The latest catch is famed big cat rights activist and suspected murderer, Carole Baskin. Netflix documented the 59-year-old’s exploits during the popular mini-series Tiger King. Some argue the show’s notoriety is attributed to a quarantined audience searching for content. Others say big cat zoo rival Joe Exotic was the real star.
Either way, Baskin rode that fame to a spot on ABC’s hit show Dancing With the Stars, leading to social media buzz and attention. Judges eliminated Baskin, dressed head-to-toe as a lion, Monday night.
Both her premiere and final routines were petty 90-second banner ads reminding viewers of two simple truths about the woman; Carole Baskin loves tigers and Carole Baskin, is Carole Baskin. Nothing more.
Her dance moves were not inspiring. Her presence not illuminating. So why do we keep watching Carole Baskin?
It’s important to note she is not the first celebrity with ambiguous appeal. Just over two decades ago, MTV’s contest show Wanna Be a VJ searched among hundreds of contestants for a new video jockey to host Total Request Live. Viewers voted from the lot and picked Connecticut’s own Jesse Camp, seen below trying to finish a sentence.
Jesse didn’t exude charisma or diverse music knowledge, but viewers preferred his brand of stilted speech and removed attention over contestants like Dave Holmes, who went on to a successful acting and writing career, currently operating as editor-at-large for Esquire.

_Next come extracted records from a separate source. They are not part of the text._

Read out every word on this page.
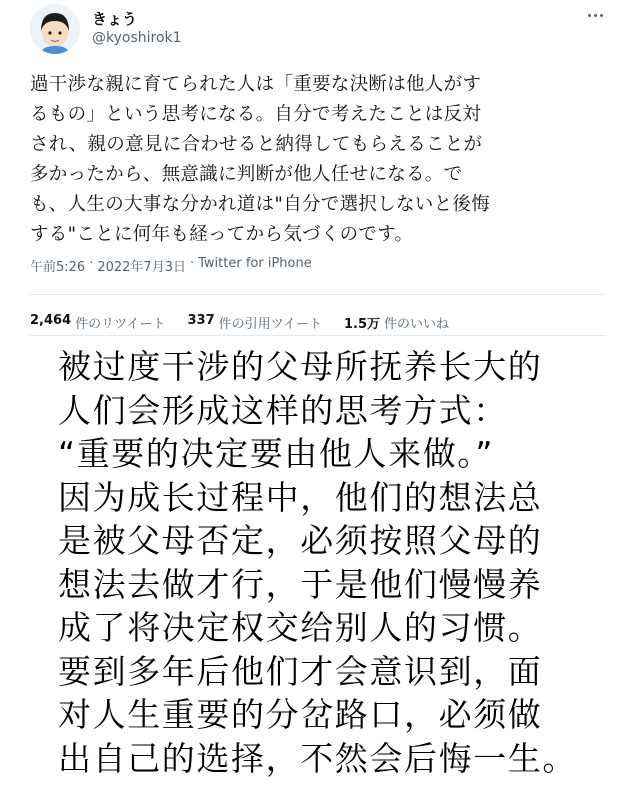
きょう
@kyoshirok1
過干渉な親に育てられた人は「重要な決断は他人がす
るもの」という思考になる。自分で考えたことは反対
され、親の意見に合わせると納得してもらえることが
多かったから、無意識に判断が他人任せになる。で
も、人生の大事な分かれ道は"自分で選択しないと後悔
する"ことに何年も経ってから気づくのです。
午前5:26 · 2022年7月3日 · Twitter for iPhone
2,464 件のリツイート 337 件の引用ツイート 1.5万 件のいいね
被过度干涉的父母所抚养长大的
人们会形成这样的思考方式：
“重要的决定要由他人来做。”
因为成长过程中，他们的想法总
是被父母否定，必须按照父母的
想法去做才行，于是他们慢慢养
成了将决定权交给别人的习惯。
要到多年后他们才会意识到，面
对人生重要的分岔路口，必须做
出自己的选择，不然会后悔一生。
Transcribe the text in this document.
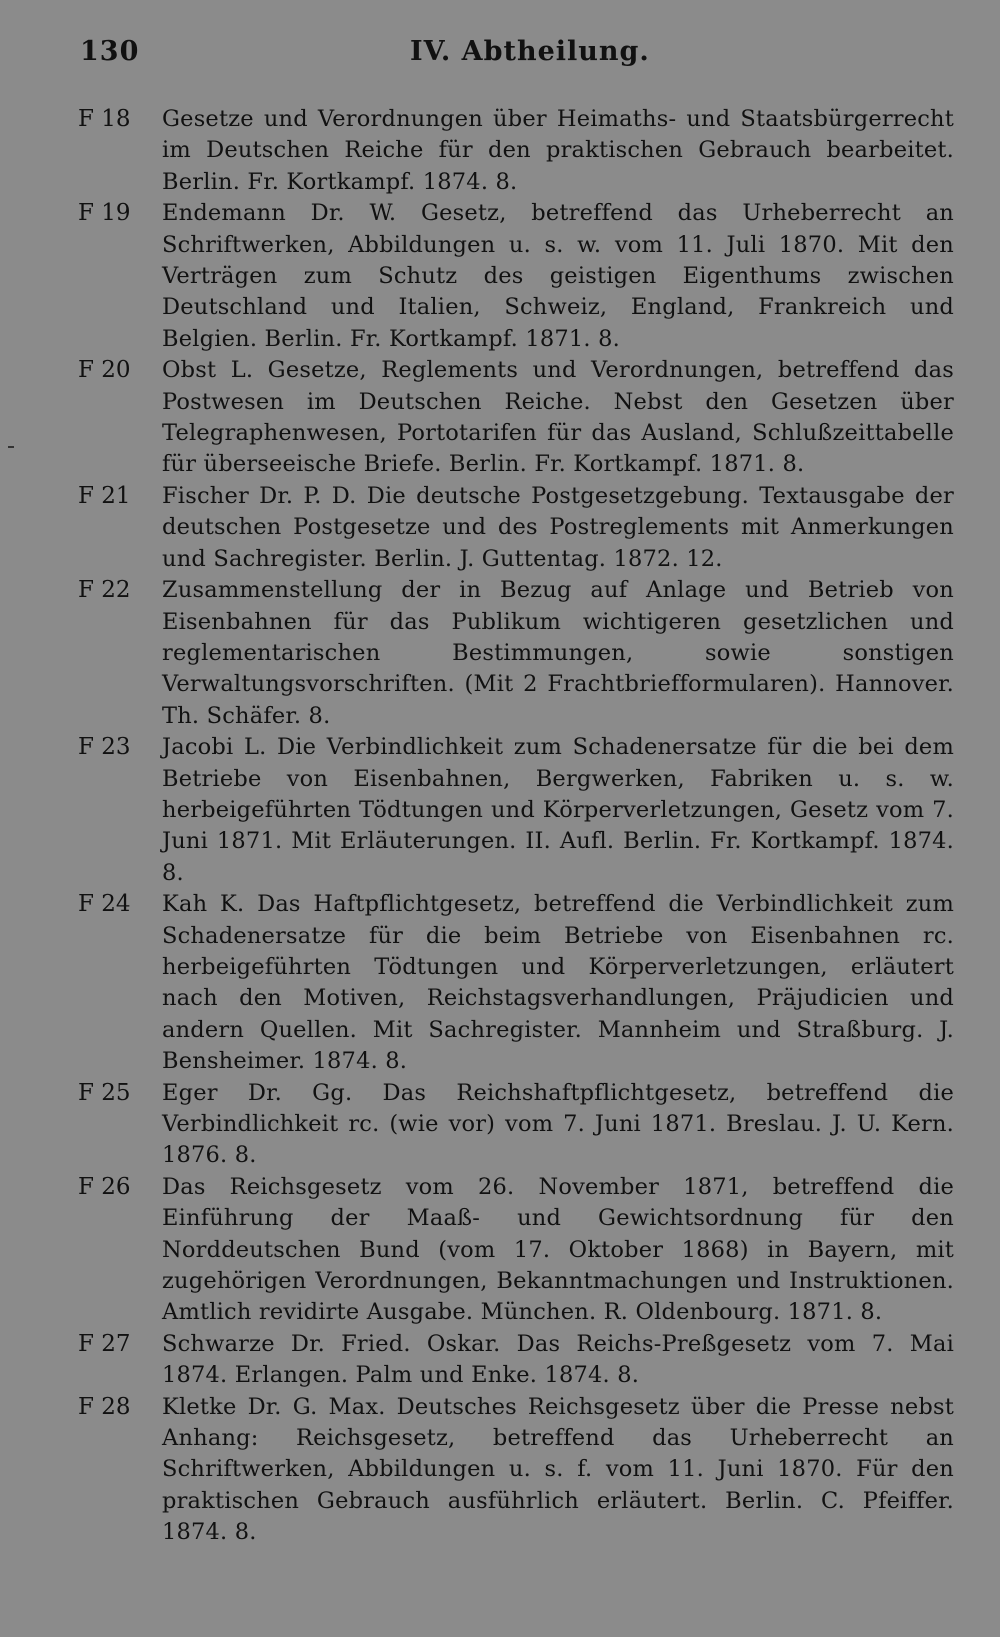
130	IV. Abtheilung.
F 18	Gesetze und Verordnungen über Heimaths- und Staatsbürgerrecht im Deutschen Reiche für den praktischen Gebrauch bearbeitet. Berlin. Fr. Kortkampf. 1874. 8.
F 19	Endemann Dr. W. Gesetz, betreffend das Urheberrecht an Schriftwerken, Abbildungen u. s. w. vom 11. Juli 1870. Mit den Verträgen zum Schutz des geistigen Eigenthums zwischen Deutschland und Italien, Schweiz, England, Frankreich und Belgien. Berlin. Fr. Kortkampf. 1871. 8.
F 20	Obst L. Gesetze, Reglements und Verordnungen, betreffend das Postwesen im Deutschen Reiche. Nebst den Gesetzen über Telegraphenwesen, Portotarifen für das Ausland, Schlußzeittabelle für überseeische Briefe. Berlin. Fr. Kortkampf. 1871. 8.
F 21	Fischer Dr. P. D. Die deutsche Postgesetzgebung. Textausgabe der deutschen Postgesetze und des Postreglements mit Anmerkungen und Sachregister. Berlin. J. Guttentag. 1872. 12.
F 22	Zusammenstellung der in Bezug auf Anlage und Betrieb von Eisenbahnen für das Publikum wichtigeren gesetzlichen und reglementarischen Bestimmungen, sowie sonstigen Verwaltungsvorschriften. (Mit 2 Frachtbriefformularen). Hannover. Th. Schäfer. 8.
F 23	Jacobi L. Die Verbindlichkeit zum Schadenersatze für die bei dem Betriebe von Eisenbahnen, Bergwerken, Fabriken u. s. w. herbeigeführten Tödtungen und Körperverletzungen, Gesetz vom 7. Juni 1871. Mit Erläuterungen. II. Aufl. Berlin. Fr. Kortkampf. 1874. 8.
F 24	Kah K. Das Haftpflichtgesetz, betreffend die Verbindlichkeit zum Schadenersatze für die beim Betriebe von Eisenbahnen rc. herbeigeführten Tödtungen und Körperverletzungen, erläutert nach den Motiven, Reichstagsverhandlungen, Präjudicien und andern Quellen. Mit Sachregister. Mannheim und Straßburg. J. Bensheimer. 1874. 8.
F 25	Eger Dr. Gg. Das Reichshaftpflichtgesetz, betreffend die Verbindlichkeit rc. (wie vor) vom 7. Juni 1871. Breslau. J. U. Kern. 1876. 8.
F 26	Das Reichsgesetz vom 26. November 1871, betreffend die Einführung der Maaß- und Gewichtsordnung für den Norddeutschen Bund (vom 17. Oktober 1868) in Bayern, mit zugehörigen Verordnungen, Bekanntmachungen und Instruktionen. Amtlich revidirte Ausgabe. München. R. Oldenbourg. 1871. 8.
F 27	Schwarze Dr. Fried. Oskar. Das Reichs-Preßgesetz vom 7. Mai 1874. Erlangen. Palm und Enke. 1874. 8.
F 28	Kletke Dr. G. Max. Deutsches Reichsgesetz über die Presse nebst Anhang: Reichsgesetz, betreffend das Urheberrecht an Schriftwerken, Abbildungen u. s. f. vom 11. Juni 1870. Für den praktischen Gebrauch ausführlich erläutert. Berlin. C. Pfeiffer. 1874. 8.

Fast forward to 2003. Socialite and notable hotel magnate heiress, Paris Hilton, stars alongside Nicole Richie in the Fox reality series The Simple Life. The pair spend one month canoodling with townsfolk in Altus, Arkansas. Nothing really happens. Hilton and Richie do manual labor, visit local businesses and reveal their lack of basic retail knowledge.
Paris would later transition from reality TV star to successful business woman, popular DJ and human rights activist. Most people became aware of these projects thanks to a recent YouTube documentary.
This pattern of emboldening talentless celebrities lives on with people like Baskin. Viewers develop personal bonds with her unique narrative. In fact, the biggest story to come out of Baskin's time on Dancing with the Stars was a commercial produced by Don Lewis’ family - Carole Baskin's former husband, who went missing in 1997 - requesting information about his location. Netflix is cashing in on the publicity, approving a new reality show featuring Baskin and her husband exposing acts of animal abuse.
For many decades, traditional media broadcasted people doing extraordinary things. More than 50 million Americans tuned in to watch The Beatles perform on The Ed Sullivan Show. Evil Knievel cleared the Snake River Canyon in a steam-powered rocket on live television. Musicians rallied a global population to recognize the Ethiopian famine during 1985’s Live Aid concert.
The advent of social media changed the way we consume entertainment. Viewers began pointing the camera inwards to broadcast their own exceptional talents. Problem is, most people are not exceptional or talented. But everyone has a story.
Carole Baskin’s story just happens to be very entertaining. Not quite extraordinary, but pretty different. Who knows how long we’ll continue to following her exploits. If history tells us anything, we’ll continue sailing uncharted waters in search of something better, something different… even if the only thing we find is our reflection in the water.